The taxes are legally owed to the Georgetown Special Taxing District, a taxing body that has a Board of Directors made up entirely of GLDC-affiliated members.

In short, the judge — Grant Miller of the Complex Litigation Docket —  ruled the town has tax lien priority over the special taxing district.

He notes as correct the town's argument: That giving the special taxing district tax collection priority would "'cause the absurd result of both empowering and incentivizing the project's developer to render the town's taxes virtually unenforceable simply by putting on paper that is has taxed but not paid itself tens of millions of dollars.'

"Indeed, there does not seem to be anything absurd or unworkable about giving a town's liens priority over those of a taxing district in that town whose board is controlled by a single corporation that is virtually its only landowner as a way to prevent precisely the hazard to which the plaintiffs refer," he continued, in his own words.

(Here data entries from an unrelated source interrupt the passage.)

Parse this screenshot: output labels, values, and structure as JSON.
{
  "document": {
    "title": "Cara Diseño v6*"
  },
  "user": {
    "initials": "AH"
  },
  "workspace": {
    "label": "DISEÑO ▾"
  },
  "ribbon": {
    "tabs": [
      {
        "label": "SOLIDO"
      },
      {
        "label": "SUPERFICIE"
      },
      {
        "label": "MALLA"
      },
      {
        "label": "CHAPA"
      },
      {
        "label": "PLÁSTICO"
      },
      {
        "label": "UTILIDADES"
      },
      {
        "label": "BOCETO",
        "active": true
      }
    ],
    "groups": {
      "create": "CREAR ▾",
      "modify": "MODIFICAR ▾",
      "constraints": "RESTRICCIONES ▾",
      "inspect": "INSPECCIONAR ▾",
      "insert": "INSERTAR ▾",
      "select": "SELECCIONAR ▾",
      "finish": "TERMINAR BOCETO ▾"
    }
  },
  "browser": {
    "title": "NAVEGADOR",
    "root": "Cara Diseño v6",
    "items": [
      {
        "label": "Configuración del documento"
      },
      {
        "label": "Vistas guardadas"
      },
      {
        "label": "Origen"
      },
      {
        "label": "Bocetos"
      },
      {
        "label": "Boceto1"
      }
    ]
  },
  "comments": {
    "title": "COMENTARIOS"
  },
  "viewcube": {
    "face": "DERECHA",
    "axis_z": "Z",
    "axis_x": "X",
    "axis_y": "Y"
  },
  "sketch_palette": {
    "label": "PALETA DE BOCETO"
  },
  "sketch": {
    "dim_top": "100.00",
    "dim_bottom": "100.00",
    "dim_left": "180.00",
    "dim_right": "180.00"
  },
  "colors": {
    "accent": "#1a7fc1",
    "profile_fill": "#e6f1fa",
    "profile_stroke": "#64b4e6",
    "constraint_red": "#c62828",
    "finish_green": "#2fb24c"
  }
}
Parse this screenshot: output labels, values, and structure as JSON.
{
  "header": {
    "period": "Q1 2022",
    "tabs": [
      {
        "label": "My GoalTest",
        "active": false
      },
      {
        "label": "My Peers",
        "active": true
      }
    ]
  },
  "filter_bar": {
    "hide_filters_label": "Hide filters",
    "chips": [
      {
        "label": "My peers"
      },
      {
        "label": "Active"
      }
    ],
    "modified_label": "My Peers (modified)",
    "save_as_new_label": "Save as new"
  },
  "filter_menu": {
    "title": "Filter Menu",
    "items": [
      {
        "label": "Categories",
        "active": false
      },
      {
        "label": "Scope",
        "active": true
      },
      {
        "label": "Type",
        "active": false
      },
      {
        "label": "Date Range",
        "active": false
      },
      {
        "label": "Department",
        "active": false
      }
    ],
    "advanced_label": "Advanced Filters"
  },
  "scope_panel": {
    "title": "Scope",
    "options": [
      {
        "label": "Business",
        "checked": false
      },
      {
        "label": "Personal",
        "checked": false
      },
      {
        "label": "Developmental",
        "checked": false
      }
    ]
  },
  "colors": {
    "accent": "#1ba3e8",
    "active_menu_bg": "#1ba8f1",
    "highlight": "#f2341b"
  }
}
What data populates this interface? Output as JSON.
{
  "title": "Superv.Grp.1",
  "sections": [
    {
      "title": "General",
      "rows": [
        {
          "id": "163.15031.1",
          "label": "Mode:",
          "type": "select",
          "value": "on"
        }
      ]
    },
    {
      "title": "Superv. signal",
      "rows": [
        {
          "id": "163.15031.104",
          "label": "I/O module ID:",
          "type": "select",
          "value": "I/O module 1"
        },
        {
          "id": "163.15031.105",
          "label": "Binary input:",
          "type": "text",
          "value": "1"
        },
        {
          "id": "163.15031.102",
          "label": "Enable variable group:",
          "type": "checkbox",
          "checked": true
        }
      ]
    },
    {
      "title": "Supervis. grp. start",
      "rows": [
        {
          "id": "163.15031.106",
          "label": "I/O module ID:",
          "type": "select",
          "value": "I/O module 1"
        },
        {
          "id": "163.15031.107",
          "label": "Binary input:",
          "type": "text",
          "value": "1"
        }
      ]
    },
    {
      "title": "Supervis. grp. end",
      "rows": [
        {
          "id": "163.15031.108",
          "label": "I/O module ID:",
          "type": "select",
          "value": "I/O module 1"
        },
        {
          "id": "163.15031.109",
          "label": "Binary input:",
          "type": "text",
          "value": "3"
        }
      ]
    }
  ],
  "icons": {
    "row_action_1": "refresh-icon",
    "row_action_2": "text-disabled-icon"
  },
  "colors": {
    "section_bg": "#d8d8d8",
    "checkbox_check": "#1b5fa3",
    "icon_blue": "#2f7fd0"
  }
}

The town commenced foreclosure proceedings against the property in June 2015 after multiple meetings with owners and creditors, with unpaid property taxes, interest and lien fees totaling over $2.8 million.

"[The Judge has] agreed with the town's argument, and we are very pleased," said First Selectman Julia Pemberton this afternoon. "This puts the town in a good position — the best possible decision to continue to resolve this in a way that we hope will finally move the project forward."

She said the town's largest desire is to see the property developed and returned to the tax rolls.

"Hopefully this will help the project move forward. There are still so many pieces, but this is an excellent ruling for the town," she said.

Wire Mill site


The status of the development project at the Gilbert & Bennett Wire Mill site, stalled since 2008, remains largely unchanged.
The 50-acre brownfield site is considered a model for Transit Oriented Development and the adaptive reuse of one of Connecticut’s few remaining historic mill sites.
An approved master plan for redevelopment of the historic site envisions a vibrant mixed-use community anchored by historic mill buildings which are to be adaptively restored and reused.
An economic impact study in 2004 detailed the positive fiscal impact of the project to Fairfield County and Redding in new job creation, net new tax revenues, and an improved quality of life for area residents, while removing the blight of a defunct mill property and returning it to productive use.
In 2014, the State Department of Economic Development approved a $5.6 million grant to the Georgetown Special Taxing District — $2 million to reconstruct the river walls and $3.6 million to complete intersection work.
To date, the Georgetown Special Taxing District has not been able to meet the terms of the grant to secure the funding and begin the work.